1957年名古屋市生まれ。名古屋在住。 岐阜県飛騨市観光プロモーション大使、しがない物書き、時代遅れのシンガーソングライター。趣味は、冷蔵庫の残り物で編み出す、究極のエコ「残り物クッキング」。 <著書> 「カカポのてがみ(毎日新聞社刊)」「百人の天職一芸(風媒社刊)」「東海の天職一芸(ゆいぽおと刊)」「東海の天職一芸2(ゆいぽおと刊)」「東海の天職一芸3(ゆいぽおと刊)」「長良川鉄道ゆるり旅(ゆいぽおと刊)」

「「天職一芸~あの日のPoem 76」」への11件のフィードバック

  1. 竿持って鮎釣りは夏になるとお父ちゃんの楽しみでした。竹竿の良いのは持てなかったけど釣れても釣れなくても自分の好きな事してたお父ちゃんの顔はいつも笑っていました。

    1. いいなぁ、鮎釣りなんて高尚な釣りで!
      家のお父ちゃんのたまの楽しみは、延べ竿垂れてフナ釣りでしたよ。
      でもお父ちゃんと川辺で食べたおにぎり、美味しかったなぁ!

  2. おはようございます。
    竿師さんのお話ですね。
    ・(写真の郡上竿) 飴色の竿綺麗ですね。
    ・鮎釣りに必要な竿なのですね。手作りだったのですね。 竿を、作るのに手間が、かかっているのですね。専門職ですね。
    ・私は、最近釣りを、していません。
    ・福手さん 後継ぎさんが居ないので大変ですね。誰か後継ぎが、見えれば良いですね。

  3. 何回か釣りに行った事はありますが、針にエサを付ける時、素手ではムリムリムリムリ、無理
    魚が釣れても、針を魚から取る時、魚が生きているから、ビビビビビって動くじゃん、ムリムリムリムリ、無理
    面倒な女なんですよ

    PS.今夜もairハグ、やっちゃいますよぉ。みなさんも、ご一緒に、ギュ〜ッとね(•ө•)♡

    1. なんだ、意外とチキンなんですねぇ。
      でも女性は、餌付けも針をとるのもやっぱり抵抗があるでしょうね。
      じゃあ今夜もAirハグでコロナ対策を怠りなく!

      1. ゴメン!私は野生児だから昔からできたよ。
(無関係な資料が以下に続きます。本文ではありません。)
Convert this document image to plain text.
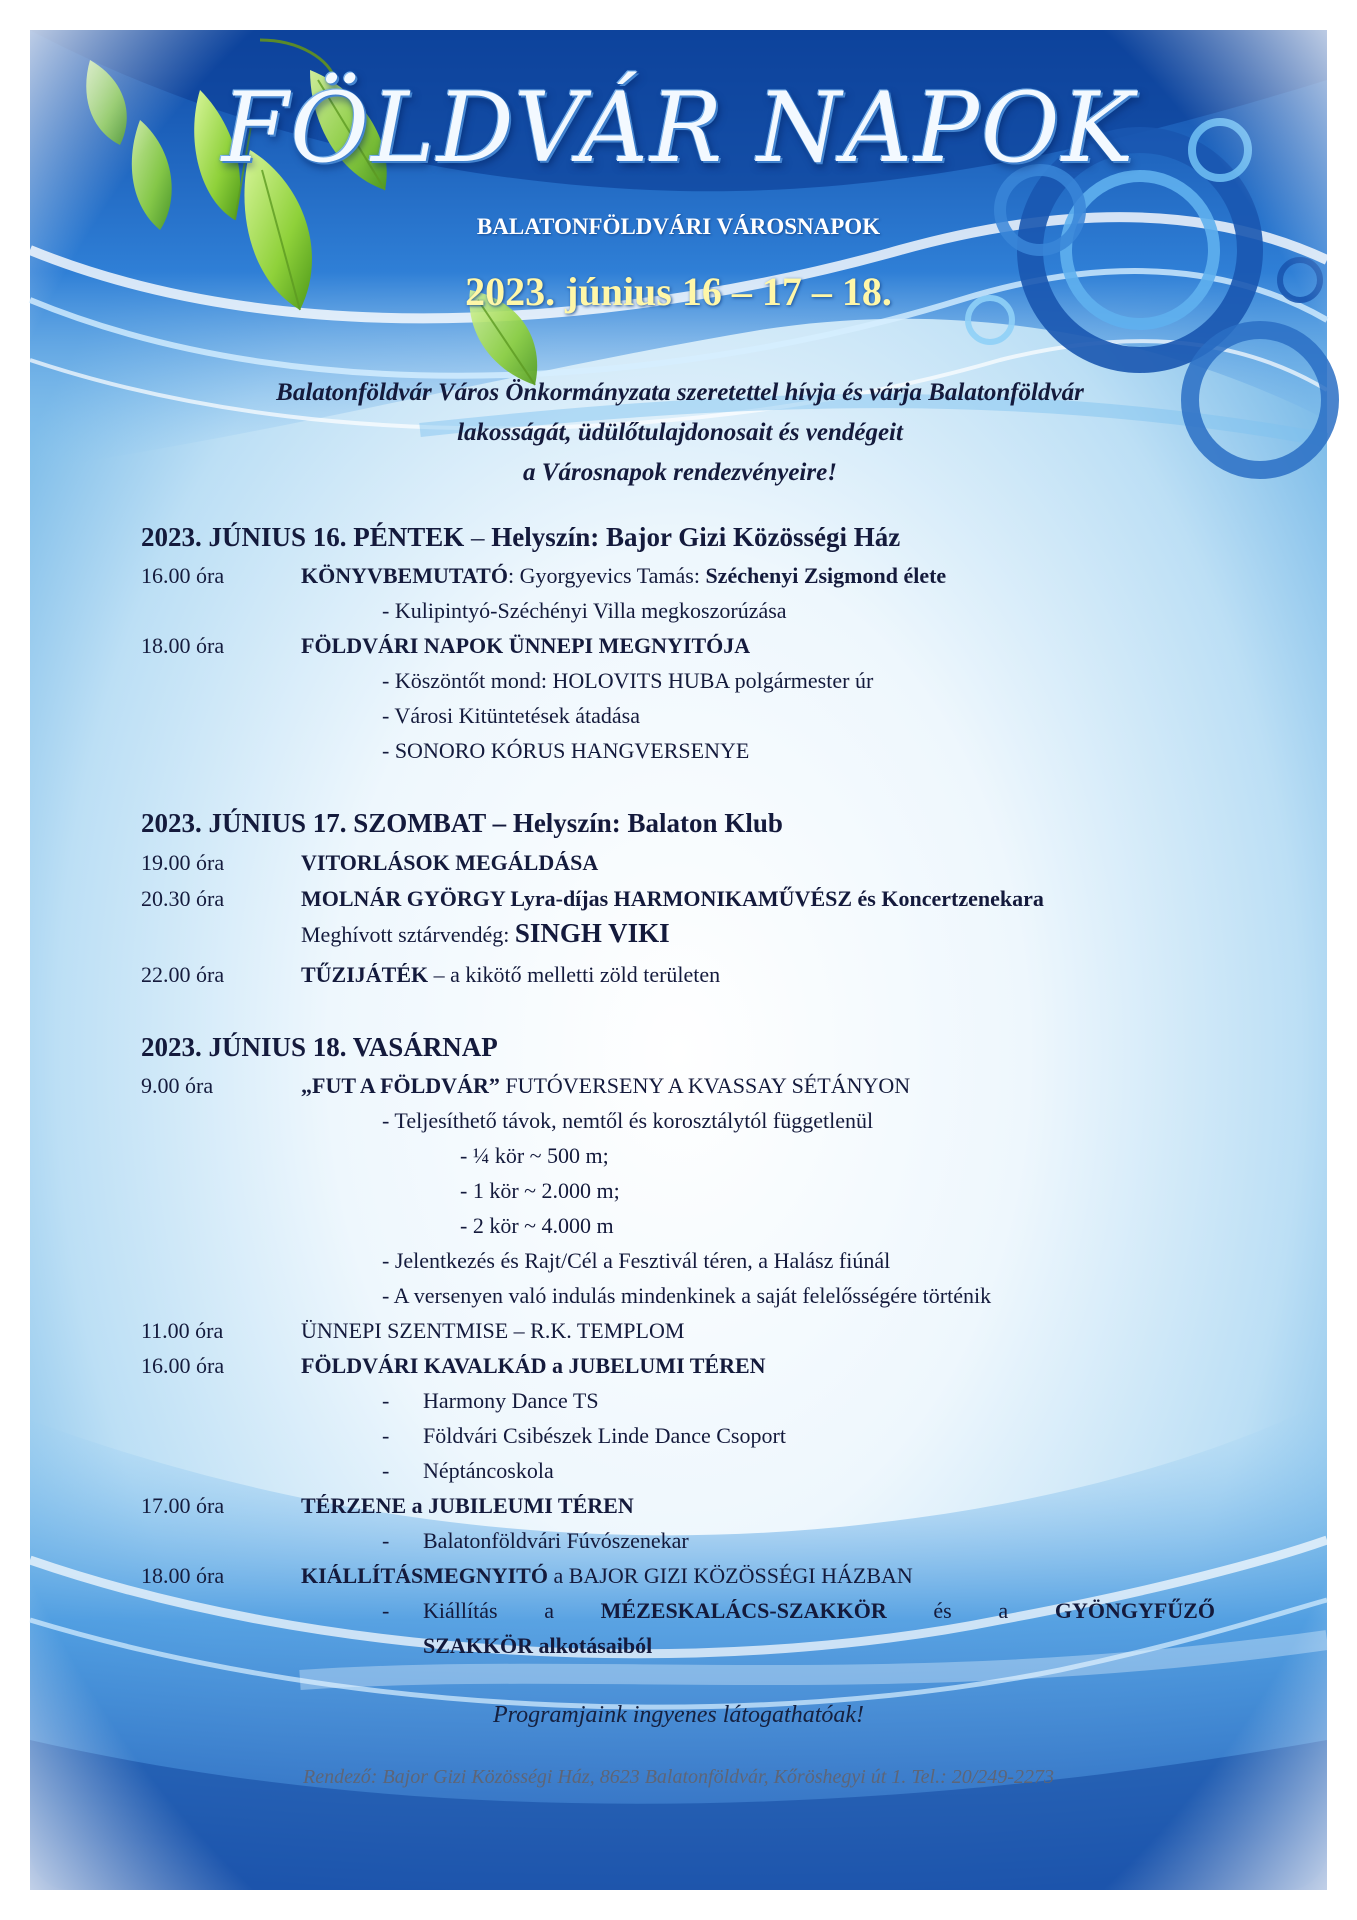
FÖLDVÁR NAPOK
BALATONFÖLDVÁRI VÁROSNAPOK
2023. június 16 – 17 – 18.
Balatonföldvár Város Önkormányzata szeretettel hívja és várja Balatonföldvár
lakosságát, üdülőtulajdonosait és vendégeit
a Városnapok rendezvényeire!
2023. JÚNIUS 16. PÉNTEK – Helyszín: Bajor Gizi Közösségi Ház
16.00 óra	KÖNYVBEMUTATÓ: Gyorgyevics Tamás: Széchenyi Zsigmond élete
- Kulipintyó-Széchényi Villa megkoszorúzása
18.00 óra	FÖLDVÁRI NAPOK ÜNNEPI MEGNYITÓJA
- Köszöntőt mond: HOLOVITS HUBA polgármester úr
- Városi Kitüntetések átadása
- SONORO KÓRUS HANGVERSENYE
2023. JÚNIUS 17. SZOMBAT – Helyszín: Balaton Klub
19.00 óra	VITORLÁSOK MEGÁLDÁSA
20.30 óra	MOLNÁR GYÖRGY Lyra-díjas HARMONIKAMŰVÉSZ és Koncertzenekara
Meghívott sztárvendég: SINGH VIKI
22.00 óra	TŰZIJÁTÉK – a kikötő melletti zöld területen
2023. JÚNIUS 18. VASÁRNAP
9.00 óra	„FUT A FÖLDVÁR” FUTÓVERSENY A KVASSAY SÉTÁNYON
- Teljesíthető távok, nemtől és korosztálytól függetlenül
- ¼ kör ~ 500 m;
- 1 kör ~ 2.000 m;
- 2 kör ~ 4.000 m
- Jelentkezés és Rajt/Cél a Fesztivál téren, a Halász fiúnál
- A versenyen való indulás mindenkinek a saját felelősségére történik
11.00 óra	ÜNNEPI SZENTMISE – R.K. TEMPLOM
16.00 óra	FÖLDVÁRI KAVALKÁD a JUBELUMI TÉREN
- Harmony Dance TS
- Földvári Csibészek Linde Dance Csoport
- Néptáncoskola
17.00 óra	TÉRZENE a JUBILEUMI TÉREN
- Balatonföldvári Fúvószenekar
18.00 óra	KIÁLLÍTÁSMEGNYITÓ a BAJOR GIZI KÖZÖSSÉGI HÁZBAN
- Kiállítás a MÉZESKALÁCS-SZAKKÖR és a GYÖNGYFŰZŐ
SZAKKÖR alkotásaiból
Programjaink ingyenes látogathatóak!
Rendező: Bajor Gizi Közösségi Ház, 8623 Balatonföldvár, Kőröshegyi út 1. Tel.: 20/249-2273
イトミミズを針につけて魚釣りできる。

        1. 素晴らしい!ヤッパリ、ヒロちゃんはそうじゃなきゃあ!
          男前だなぁ!

  4. 釣りの経験は1度もないけど 義理の兄が釣りが趣味だったので 毎年お誕生日近くなると 釣り具屋さんに行っては店員さんと相談しながら プレゼントを買ってました。
    釣り好きな人は…というか 凝り性の人は持つ物に物凄くこだわりがあるんですよね⁈ ( ◠‿◠ )
    また そういう物に限って高価なんですよ(泣笑)

    1. わりと道具から先に入る男性って多いかもしれませんよね。
      ぼくはあんまり拘りがない方かも知れません。

  5. そうそう⤴エサ付け
    ムリ×4!絶対!!ムリ
    生きている魚も触るのムリ×5!
    だから、私は疑似餌を使う「ブラックバス」に挑みました。
    あれはルアーだから全く問題なく触れますから、安心×3!
    でも、釣れたブラックバスをどうする?
    勿論!触れない!
    安心して下さい。2年位バス釣りに挑みました。
    琵琶湖、入鹿池に行きましたが一度も釣れませんでした(笑)
    その後、マス釣りに変更!
    板取川(すぎしま)管理釣り場ですから、マスを㌔買って
    ブロック毎に仕切って有るのでそこへ放流して釣るんです。
    エサは「釣り用のいくら」を使用します。これなら、誰でも触れますねぇ!
    よく!釣れます、釣れたマスは勿論!触れないので、
    何とか軍手をして針から外します。
    そんな自分が情けないので、釣りは卒業しました。
    でも、釣れた瞬間の手の感触は良いもんですよぉ~⤴

    1. 子供のころは、平気で釣った魚も触れたのに、大人になるに従って苦手なものへと変化していった気がします。